Supply Curve simply is defined as the relationship between product price and quantity. Let's take an example to understand clearly. Imagine yourself as a seller and supply here refers to the number of goods that are available to you. People who are willing to buy your goods refers to demand. Now when people buy your goods more result in the increase of supply hence the price of a product goes down and vice versa. Remember that supply sometimes increases because product cost less and this justifies only for limited period of time. What if small price fall leads to shrinkage in supply? This is what we term this situation as the elasticity of supply.

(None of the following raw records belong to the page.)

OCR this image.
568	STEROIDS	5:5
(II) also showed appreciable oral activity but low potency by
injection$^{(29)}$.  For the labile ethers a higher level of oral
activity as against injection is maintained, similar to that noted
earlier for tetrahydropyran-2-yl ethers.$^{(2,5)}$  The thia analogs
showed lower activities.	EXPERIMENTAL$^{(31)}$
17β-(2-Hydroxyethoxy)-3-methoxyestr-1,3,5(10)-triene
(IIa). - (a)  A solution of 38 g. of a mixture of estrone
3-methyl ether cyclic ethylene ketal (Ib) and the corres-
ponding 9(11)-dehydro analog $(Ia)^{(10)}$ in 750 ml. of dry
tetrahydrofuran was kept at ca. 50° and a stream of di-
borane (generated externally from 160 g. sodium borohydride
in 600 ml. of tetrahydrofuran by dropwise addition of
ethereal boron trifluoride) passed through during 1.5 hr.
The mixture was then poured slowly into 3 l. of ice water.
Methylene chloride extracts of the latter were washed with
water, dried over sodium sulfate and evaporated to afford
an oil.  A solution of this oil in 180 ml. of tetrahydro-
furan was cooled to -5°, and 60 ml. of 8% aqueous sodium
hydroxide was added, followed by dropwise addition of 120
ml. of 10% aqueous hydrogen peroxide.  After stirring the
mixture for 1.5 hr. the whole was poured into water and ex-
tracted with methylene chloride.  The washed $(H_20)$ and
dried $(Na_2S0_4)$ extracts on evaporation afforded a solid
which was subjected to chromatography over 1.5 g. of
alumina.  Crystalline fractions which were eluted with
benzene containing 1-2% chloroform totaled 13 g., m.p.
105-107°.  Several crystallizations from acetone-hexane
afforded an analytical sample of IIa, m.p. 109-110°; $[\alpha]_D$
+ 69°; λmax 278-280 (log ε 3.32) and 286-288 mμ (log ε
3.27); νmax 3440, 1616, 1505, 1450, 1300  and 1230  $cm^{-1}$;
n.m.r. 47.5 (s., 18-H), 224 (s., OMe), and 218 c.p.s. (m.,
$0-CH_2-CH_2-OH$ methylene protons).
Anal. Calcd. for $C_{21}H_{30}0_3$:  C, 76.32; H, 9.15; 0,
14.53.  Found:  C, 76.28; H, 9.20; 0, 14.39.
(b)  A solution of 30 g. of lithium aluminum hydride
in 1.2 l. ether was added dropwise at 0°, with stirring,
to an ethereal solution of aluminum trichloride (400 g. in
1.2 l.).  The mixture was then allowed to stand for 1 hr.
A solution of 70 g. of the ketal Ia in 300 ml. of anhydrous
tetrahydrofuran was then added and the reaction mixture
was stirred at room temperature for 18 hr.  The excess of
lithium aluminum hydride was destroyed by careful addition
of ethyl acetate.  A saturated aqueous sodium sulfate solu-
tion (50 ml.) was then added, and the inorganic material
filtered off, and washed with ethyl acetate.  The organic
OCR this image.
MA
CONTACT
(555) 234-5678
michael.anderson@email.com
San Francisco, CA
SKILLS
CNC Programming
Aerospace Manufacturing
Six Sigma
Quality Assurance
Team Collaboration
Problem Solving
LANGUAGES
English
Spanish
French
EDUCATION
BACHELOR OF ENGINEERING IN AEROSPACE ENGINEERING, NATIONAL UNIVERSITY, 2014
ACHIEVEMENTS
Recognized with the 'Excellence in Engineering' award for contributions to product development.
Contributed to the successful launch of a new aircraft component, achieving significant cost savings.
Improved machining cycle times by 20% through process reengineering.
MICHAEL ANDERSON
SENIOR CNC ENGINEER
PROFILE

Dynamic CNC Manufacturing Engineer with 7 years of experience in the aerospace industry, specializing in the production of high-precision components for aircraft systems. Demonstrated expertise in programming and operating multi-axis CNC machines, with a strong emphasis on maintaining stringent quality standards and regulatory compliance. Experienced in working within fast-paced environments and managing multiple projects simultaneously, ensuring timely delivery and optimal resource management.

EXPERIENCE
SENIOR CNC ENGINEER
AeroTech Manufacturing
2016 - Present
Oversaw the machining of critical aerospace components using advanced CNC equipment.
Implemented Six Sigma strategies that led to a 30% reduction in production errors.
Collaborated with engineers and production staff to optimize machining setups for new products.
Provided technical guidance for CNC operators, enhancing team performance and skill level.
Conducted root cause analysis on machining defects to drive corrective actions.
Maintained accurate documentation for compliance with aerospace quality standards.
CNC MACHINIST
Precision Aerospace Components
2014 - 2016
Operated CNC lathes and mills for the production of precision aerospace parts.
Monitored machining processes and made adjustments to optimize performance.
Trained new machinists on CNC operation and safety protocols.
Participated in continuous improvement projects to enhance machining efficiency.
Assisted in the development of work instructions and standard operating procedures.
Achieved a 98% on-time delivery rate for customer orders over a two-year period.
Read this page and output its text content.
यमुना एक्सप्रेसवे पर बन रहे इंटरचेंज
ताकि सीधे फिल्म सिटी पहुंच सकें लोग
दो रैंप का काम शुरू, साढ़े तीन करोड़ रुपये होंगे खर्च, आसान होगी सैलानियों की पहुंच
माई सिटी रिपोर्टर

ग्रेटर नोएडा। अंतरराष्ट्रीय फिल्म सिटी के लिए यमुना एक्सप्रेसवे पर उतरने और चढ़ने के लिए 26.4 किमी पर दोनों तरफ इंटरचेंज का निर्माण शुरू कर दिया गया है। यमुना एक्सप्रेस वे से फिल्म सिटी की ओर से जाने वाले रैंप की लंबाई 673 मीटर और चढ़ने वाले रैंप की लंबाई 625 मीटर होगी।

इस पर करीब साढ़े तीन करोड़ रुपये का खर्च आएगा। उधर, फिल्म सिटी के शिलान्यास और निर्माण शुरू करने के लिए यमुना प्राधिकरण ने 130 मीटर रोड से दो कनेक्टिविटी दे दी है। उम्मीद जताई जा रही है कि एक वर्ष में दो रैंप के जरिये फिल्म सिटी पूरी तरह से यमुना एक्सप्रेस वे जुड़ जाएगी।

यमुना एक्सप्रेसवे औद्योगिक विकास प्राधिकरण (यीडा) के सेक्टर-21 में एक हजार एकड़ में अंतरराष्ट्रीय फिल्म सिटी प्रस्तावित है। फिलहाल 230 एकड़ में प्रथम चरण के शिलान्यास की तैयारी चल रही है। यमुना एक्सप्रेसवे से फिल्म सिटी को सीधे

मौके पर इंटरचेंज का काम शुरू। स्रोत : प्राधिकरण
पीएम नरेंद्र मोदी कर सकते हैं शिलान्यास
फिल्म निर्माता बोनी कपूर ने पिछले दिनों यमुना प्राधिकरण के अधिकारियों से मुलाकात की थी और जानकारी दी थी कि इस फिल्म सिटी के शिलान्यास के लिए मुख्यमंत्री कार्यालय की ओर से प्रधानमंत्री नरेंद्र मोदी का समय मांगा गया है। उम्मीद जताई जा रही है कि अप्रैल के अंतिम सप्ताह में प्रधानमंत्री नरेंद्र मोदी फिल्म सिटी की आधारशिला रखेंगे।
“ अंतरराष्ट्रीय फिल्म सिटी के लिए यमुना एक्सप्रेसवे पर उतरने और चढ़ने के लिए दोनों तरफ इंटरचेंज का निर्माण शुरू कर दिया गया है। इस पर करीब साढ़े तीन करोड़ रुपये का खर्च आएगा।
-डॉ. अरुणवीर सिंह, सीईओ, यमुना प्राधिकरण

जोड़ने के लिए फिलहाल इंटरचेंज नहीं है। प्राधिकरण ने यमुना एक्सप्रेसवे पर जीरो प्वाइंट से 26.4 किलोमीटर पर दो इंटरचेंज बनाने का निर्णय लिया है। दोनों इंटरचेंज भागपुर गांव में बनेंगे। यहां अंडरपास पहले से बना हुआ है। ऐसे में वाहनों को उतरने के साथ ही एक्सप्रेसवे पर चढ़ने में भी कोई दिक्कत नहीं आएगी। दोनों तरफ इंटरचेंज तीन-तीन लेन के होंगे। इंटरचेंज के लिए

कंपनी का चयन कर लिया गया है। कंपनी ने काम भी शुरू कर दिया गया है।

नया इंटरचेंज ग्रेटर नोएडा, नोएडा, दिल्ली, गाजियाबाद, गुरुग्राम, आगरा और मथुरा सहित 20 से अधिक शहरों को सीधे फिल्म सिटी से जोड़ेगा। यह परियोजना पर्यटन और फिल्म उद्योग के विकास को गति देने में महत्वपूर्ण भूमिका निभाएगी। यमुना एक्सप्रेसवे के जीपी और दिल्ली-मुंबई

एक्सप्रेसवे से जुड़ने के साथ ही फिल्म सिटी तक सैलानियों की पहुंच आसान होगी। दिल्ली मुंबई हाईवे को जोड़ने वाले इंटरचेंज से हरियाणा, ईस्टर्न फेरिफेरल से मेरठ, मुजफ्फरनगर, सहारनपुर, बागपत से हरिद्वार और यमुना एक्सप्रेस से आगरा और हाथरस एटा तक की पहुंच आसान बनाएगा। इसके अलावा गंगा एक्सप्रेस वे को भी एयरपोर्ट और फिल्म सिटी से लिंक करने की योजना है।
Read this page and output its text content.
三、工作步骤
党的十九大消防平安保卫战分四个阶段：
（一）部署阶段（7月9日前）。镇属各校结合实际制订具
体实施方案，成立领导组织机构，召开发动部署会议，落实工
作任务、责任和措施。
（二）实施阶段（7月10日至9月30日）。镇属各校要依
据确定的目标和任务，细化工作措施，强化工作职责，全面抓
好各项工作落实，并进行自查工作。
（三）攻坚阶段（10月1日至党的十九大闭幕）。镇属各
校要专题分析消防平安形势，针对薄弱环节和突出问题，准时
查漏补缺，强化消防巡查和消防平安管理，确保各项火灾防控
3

In a real-life scenario, the elasticity of supply is not constant but it varies among supply curves.
Graphical representation of the Price elasticity supply is explained below:-
(a) Perfectly Inelastic Supply
Elasticity is equal to zero. Suppose being a seller your products price changed frequently due to any reasons but quantity supplied remained unaffected.
(b) Inelastic Supply
Elasticity is less than 1. Suppose the price of an item reduced to Rs.30 from its previous rate Rs.40 and supply reduces from 16% to 15% i.e. 1%. This supply is said to be inelastic.
(c) Unit Elastic Supply
Elasticity is equal to 1. When the quantity of supply changes with respect to changes in price.
(d) Elastic Supply
Elasticity is greater than 1. If big changes are observed in quantity supply when minor changes in price.
(e) Perfectly Elastic Supply
Elasticity equals infinity. Even a minute fall in the price of a product cause the supply immediately fall to zero.